John Cassavetes is a filmmaker noted for his films with naturalistic acting, kinetic camera movements, and an emphasis on behaviorism over narrative motivation, and for being one of the first great American Independent filmmakers. From Faces (1968) to Love Streams (1984) these have been the defining attributes of Cassavetes’ cinema. This is precisely what makes Cassavetes’ first studio picture, Too Late Blues (1962), so remarkable in retrospect. To witness the director come into the maturity of Faces, to see where he pushed the envelope of commercial Hollywood filmmaking to usher in just a little bit more of his own style.
John Cassavetes began work on Too Late Blues at Paramount immediately after completing his second version of Shadows (1960). The territory of Hollywood filmmaking was not new to the director. He had acted in a number of Hollywood dramas by that point, most notably with directors Martin Ritt and Don Siegel. Cassavetes had also garnered some experience working the studio system when he directed a handful of episodes for a short-lived television series, Johnny Staccato,of which he was the star. So he wasn’t put off to find the mandates of the studio executives directing him to follow the modes of more conventional narrative filmmaking.
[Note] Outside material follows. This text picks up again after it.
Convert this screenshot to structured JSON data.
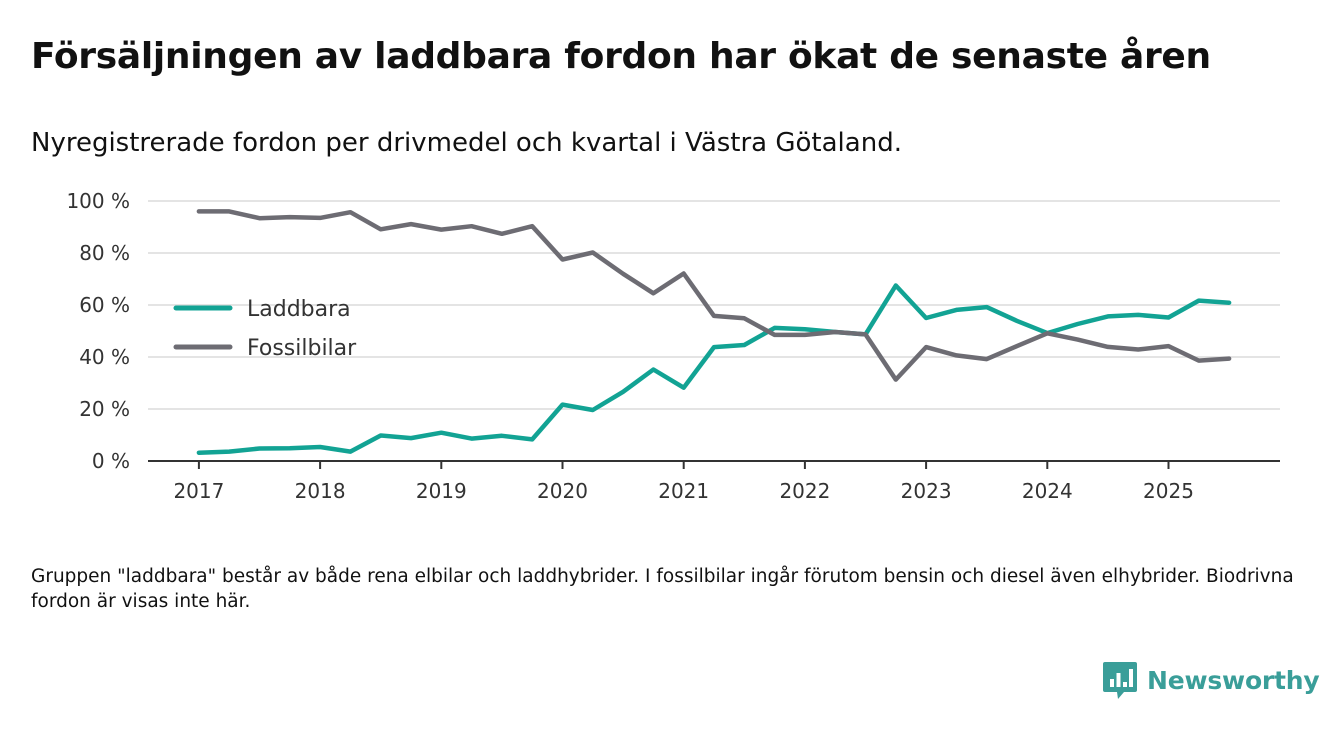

For the script of the film, Cassavetes collaborated with Richard Carr, constructing a narrative around Ghost (Bobby Darin), a small time jazz-band leader, and would-be blues singer Princess Polanski (Stella Stevens). The film follows the pair from love at first sight to break-up.
Thematically, this film is the originator of one of the most often reoccurring themes in all of Cassavetes’ films. That if one is to find financial success, one has to sell out both romantically and artistically, which is exactly what Ghost does. It’s clear from the many texts by Ray Carney available today that this was an opinion that Cassavetes steadfastly believed, but was also a moral question that constantly tugged at him. Surely, when mortgaging his house the second time to complete Faces he had doubts about whether his Romantic inclinations in art were justifiable. It must have seemed tremendously safer, financially speaking, to do thirty Dirty Dozens than one of his own pictures. But it was not Cassavetes’ way, and by the end of Too Late Blues it isn’t Ghost’s way either. As this moral dilemma recurred personally for Cassavetes, it creeps up time and again in his work such as in Faces, Husbands, A Woman Under The Influence, The Killing Of A Chinese Bookie, Opening Night, and finally Love Streams. All things considered, it is surprising that this theme should begin in Cassavetes’ first major studio work.
Themes and contexts are not the single reasons for the significance or brilliance of Too Late Blues, neither is it that this film marks the first time Seymour Cassel acted in one of Cassavetes’ films. Consider, after watching the film, when Cassavetes chose to implement the style of cinematography that defined Shadows. The quick jabs and pans of the hand held camera that electrify the frame with tense energy, and a raw realism. Cassavetes employs this style hardly ever. Mostly, the film frames its characters in long takes of wide shots or with long cut away shots in medium close-up. Cassavetes never gets as close to his subjects in Too Late Blues as he does in Faces, nor does he get as far away as he does on the beach in A Woman Under The Influence. But, the energy of Shadows is there. It creeps in, punctuating an action frames before it happens.
The best example comes near the end of the film. Ghost arrives at Reno’s Club. Across the bar sits his former lover Princess. This sequence begins with static shots, cutting from Darin to his eye line match, Stevens. Then, the film cuts to a shaky hand held shot, tracking backward, following Darin till he gets to Stevens and punches out a man who had been flirting with her. This description doesn’t do the moment justice, nor does it capture the surprise and energy of any of Cassavetes’ hand held shots. The sensation is alarming. These shots are so rare, but so well placed in Too Late Blues that they obtain their ultimate effect without relegating the film to “art houses”(not something the studios looked for in their films).
Too Late Blues is the turning point in Cassavetes’ early career as a filmmaker. It clearly demonstrates how he was then coming to master the tricks and tools of the industry. The next turning point would come the following year, directing A Child Is Waiting for Stanley Kramer. By then, Cassavetes would swear-off making studio pictures all together (though he didn’t always keep this promise), and would go on to make the films for which he is most famous.